Death of 7 army servicemen in two separate non-combat incidents this week highlighted lingering abuse and serious problems within the country’s armed forces. Defense Ministry said Artak Nazarian, 30, commander of rifle platoon, head of the military base near Chinar village of Tavush region killed himself on July 27th, even as relatives question the official version and autopsy reveals traces of violence on the body.
One day later, on July 28th, deadly shooting occurred in Martuni region of Karabakh. Conscript Karo Ayvazyan shot an army lieutenant and a sargent, killed 3 other soldiers and shot himself.
The Armenian Armed Forces have been plagued with bullying and other abuses resulting in at least a dozen non-combat deaths each year ever since their establishment in 1992.

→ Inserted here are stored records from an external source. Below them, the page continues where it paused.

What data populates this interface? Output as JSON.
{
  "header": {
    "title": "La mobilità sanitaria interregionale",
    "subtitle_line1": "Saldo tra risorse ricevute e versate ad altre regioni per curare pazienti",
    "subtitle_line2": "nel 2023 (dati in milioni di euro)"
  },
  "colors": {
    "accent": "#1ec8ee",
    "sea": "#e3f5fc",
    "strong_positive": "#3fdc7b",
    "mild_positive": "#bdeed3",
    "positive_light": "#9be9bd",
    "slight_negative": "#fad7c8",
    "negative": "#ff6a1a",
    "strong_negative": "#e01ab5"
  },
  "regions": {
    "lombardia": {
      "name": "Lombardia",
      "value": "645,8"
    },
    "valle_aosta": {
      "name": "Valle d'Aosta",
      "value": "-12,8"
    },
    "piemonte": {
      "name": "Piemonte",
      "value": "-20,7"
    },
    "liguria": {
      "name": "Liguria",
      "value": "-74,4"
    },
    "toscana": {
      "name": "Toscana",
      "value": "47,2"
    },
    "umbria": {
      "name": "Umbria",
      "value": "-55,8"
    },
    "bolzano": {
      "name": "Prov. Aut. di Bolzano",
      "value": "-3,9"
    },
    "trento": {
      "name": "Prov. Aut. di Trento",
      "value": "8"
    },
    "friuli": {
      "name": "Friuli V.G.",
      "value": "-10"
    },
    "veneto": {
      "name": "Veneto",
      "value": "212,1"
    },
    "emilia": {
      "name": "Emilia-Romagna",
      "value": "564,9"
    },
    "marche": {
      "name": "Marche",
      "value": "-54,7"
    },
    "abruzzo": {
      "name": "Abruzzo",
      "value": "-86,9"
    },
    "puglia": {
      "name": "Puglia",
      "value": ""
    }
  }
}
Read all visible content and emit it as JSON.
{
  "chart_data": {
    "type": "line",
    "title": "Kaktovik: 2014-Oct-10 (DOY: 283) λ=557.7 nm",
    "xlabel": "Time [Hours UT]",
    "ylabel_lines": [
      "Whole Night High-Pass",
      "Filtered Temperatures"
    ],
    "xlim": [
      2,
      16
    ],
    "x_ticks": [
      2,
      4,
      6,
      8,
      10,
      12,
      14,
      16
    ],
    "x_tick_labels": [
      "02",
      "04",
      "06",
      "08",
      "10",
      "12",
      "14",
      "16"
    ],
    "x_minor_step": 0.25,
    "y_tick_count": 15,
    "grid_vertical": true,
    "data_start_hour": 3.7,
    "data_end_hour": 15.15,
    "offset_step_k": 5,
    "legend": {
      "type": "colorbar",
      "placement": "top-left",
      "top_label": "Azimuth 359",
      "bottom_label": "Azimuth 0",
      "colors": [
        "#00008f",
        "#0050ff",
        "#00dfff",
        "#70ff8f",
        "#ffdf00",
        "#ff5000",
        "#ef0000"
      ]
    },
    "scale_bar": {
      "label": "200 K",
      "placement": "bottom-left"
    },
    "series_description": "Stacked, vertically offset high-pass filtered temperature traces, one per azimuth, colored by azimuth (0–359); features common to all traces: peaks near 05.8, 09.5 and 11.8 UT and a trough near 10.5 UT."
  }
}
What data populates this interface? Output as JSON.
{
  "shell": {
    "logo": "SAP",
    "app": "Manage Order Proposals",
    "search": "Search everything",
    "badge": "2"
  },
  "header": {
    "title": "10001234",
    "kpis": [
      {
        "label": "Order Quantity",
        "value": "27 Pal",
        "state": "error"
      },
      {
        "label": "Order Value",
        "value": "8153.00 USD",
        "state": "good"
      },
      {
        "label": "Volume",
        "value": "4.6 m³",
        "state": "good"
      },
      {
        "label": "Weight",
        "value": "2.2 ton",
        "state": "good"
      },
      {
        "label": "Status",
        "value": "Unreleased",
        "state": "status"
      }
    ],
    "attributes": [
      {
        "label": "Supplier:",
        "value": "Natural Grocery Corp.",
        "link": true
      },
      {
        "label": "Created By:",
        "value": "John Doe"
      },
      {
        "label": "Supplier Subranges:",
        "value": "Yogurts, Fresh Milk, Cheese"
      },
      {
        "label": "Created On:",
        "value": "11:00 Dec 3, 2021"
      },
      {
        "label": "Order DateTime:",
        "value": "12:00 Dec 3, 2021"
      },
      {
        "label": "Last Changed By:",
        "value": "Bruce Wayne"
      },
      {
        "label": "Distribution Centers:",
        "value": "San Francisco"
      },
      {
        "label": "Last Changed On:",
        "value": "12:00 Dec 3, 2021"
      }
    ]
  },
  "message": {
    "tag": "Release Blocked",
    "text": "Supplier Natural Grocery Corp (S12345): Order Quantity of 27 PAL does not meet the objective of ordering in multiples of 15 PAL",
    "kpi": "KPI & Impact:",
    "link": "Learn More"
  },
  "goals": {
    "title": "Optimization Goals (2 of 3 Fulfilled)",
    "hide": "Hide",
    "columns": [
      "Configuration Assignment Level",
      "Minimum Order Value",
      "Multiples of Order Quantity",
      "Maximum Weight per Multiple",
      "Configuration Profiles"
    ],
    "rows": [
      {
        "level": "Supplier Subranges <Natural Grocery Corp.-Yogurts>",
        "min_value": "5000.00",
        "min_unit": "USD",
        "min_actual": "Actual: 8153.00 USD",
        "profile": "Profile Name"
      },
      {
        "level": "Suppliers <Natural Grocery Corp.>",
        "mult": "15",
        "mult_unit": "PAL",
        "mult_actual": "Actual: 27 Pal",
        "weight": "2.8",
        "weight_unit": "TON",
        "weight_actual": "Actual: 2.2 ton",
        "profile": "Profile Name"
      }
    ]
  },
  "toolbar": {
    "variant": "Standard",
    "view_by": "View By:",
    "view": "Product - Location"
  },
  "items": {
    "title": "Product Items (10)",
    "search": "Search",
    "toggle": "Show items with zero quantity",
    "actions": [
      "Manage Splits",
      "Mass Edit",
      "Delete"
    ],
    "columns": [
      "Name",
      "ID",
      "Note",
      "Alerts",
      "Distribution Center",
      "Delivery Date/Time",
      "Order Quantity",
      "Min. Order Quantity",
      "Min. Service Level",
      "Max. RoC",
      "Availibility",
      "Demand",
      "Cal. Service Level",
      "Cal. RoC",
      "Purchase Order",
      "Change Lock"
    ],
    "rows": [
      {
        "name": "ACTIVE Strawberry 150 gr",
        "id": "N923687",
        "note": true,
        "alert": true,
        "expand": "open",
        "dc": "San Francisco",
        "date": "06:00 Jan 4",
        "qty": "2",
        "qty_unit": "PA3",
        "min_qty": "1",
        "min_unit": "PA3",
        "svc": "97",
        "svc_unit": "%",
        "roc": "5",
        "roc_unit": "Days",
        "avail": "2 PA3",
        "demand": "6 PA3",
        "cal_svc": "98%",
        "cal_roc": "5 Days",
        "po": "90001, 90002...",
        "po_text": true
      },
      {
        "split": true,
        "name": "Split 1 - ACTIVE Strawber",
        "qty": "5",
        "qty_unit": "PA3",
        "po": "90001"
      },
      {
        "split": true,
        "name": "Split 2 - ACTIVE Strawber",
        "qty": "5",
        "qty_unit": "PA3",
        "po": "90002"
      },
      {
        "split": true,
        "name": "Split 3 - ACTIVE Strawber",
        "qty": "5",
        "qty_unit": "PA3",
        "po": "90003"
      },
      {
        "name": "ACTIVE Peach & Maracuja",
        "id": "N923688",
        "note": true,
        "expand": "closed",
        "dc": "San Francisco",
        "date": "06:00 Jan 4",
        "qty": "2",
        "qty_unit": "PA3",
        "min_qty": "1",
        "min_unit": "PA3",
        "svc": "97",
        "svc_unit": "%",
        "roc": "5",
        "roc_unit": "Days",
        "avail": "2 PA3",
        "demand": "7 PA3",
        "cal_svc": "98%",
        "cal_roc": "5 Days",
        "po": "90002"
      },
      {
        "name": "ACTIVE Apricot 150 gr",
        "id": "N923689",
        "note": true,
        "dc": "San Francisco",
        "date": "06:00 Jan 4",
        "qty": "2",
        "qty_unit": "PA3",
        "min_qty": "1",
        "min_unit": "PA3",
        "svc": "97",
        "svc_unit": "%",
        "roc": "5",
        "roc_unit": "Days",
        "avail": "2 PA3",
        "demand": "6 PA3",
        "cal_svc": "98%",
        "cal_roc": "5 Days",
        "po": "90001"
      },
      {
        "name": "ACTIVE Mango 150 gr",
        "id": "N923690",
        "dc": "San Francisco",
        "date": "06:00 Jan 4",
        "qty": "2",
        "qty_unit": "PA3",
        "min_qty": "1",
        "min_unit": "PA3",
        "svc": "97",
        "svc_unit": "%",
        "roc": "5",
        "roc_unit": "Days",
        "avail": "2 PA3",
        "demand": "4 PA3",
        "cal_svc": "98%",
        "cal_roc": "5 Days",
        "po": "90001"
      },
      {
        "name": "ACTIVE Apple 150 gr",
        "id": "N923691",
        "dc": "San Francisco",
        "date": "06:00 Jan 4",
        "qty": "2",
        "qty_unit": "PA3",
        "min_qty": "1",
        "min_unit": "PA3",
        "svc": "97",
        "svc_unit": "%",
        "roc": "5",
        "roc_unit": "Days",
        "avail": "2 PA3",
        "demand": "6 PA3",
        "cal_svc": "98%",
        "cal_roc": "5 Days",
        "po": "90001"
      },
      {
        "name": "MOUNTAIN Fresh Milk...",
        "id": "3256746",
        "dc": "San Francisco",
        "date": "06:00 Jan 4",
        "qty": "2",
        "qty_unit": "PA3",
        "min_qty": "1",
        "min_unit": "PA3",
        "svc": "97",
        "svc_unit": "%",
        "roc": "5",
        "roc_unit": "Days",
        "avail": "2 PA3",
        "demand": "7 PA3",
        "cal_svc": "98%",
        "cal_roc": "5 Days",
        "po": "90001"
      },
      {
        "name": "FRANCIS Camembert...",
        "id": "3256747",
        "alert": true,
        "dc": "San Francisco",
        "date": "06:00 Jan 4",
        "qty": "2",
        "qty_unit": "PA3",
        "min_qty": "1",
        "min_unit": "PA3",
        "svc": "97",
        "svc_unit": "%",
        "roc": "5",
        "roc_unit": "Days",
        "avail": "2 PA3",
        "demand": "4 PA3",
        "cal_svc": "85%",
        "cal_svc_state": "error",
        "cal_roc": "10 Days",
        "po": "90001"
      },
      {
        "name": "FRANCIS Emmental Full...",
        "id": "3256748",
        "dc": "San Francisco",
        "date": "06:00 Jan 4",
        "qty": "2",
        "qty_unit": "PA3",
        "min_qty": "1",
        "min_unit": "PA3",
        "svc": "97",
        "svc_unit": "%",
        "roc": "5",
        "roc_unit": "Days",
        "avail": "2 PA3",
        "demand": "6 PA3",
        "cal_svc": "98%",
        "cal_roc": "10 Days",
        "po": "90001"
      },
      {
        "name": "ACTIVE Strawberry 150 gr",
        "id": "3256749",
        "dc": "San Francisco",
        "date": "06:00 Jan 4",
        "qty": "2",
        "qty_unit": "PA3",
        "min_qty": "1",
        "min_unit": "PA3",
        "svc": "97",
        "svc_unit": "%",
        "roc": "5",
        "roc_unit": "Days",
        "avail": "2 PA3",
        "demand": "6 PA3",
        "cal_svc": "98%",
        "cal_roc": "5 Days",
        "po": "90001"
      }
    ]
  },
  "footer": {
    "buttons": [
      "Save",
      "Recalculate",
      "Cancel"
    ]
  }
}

The Armenian military insists that it is doing its best to address the problem in earnest. It says the number of such incidents has steadily and significantly declined since the late 1990s.
Senior and mid-ranking army officers have rarely been prosecuted in connection with those crimes. Those who are put on trial usually get off with short prison sentences.
Media passivism, Facebook activism
The state-controlled television has kept silent on the tragic incidents in the army which should become the central issue on news agenda and serve as basis for discussions on necessity of reform in the Armenian Armed Forces.
Meanwhile, a group has been set up in the Facebook social networking site, which calls for proper investigation of Artak Nazarian’s death as well as investigation into the 6 other deaths.
More than 300 people have joined the group at the moment of wirting. The group is entitled “Don’t keep silence!”
However, I am facing a personal dilemma when writing on the tragic deaths in the Armenian Armed Forces as well.
The call of duty forces me to speak up. However, every reported death of an Armenian soldier serves the purposes of propaganda machine in neighboring Azerbaijan, which is engaged in a bitter conflict with Armenia over the status of Nagorno-Karabakh.
Voicing concerns with the situation in the Army will hardly help improve the situation, but it will certainly step-up bellicose rhetoric in Baku and might one day turn into a catalyst for resumption of hostilities and a new, more bloody war.
So really, this is one of the cases, when I have no idea, which is the appropriate course of action to take.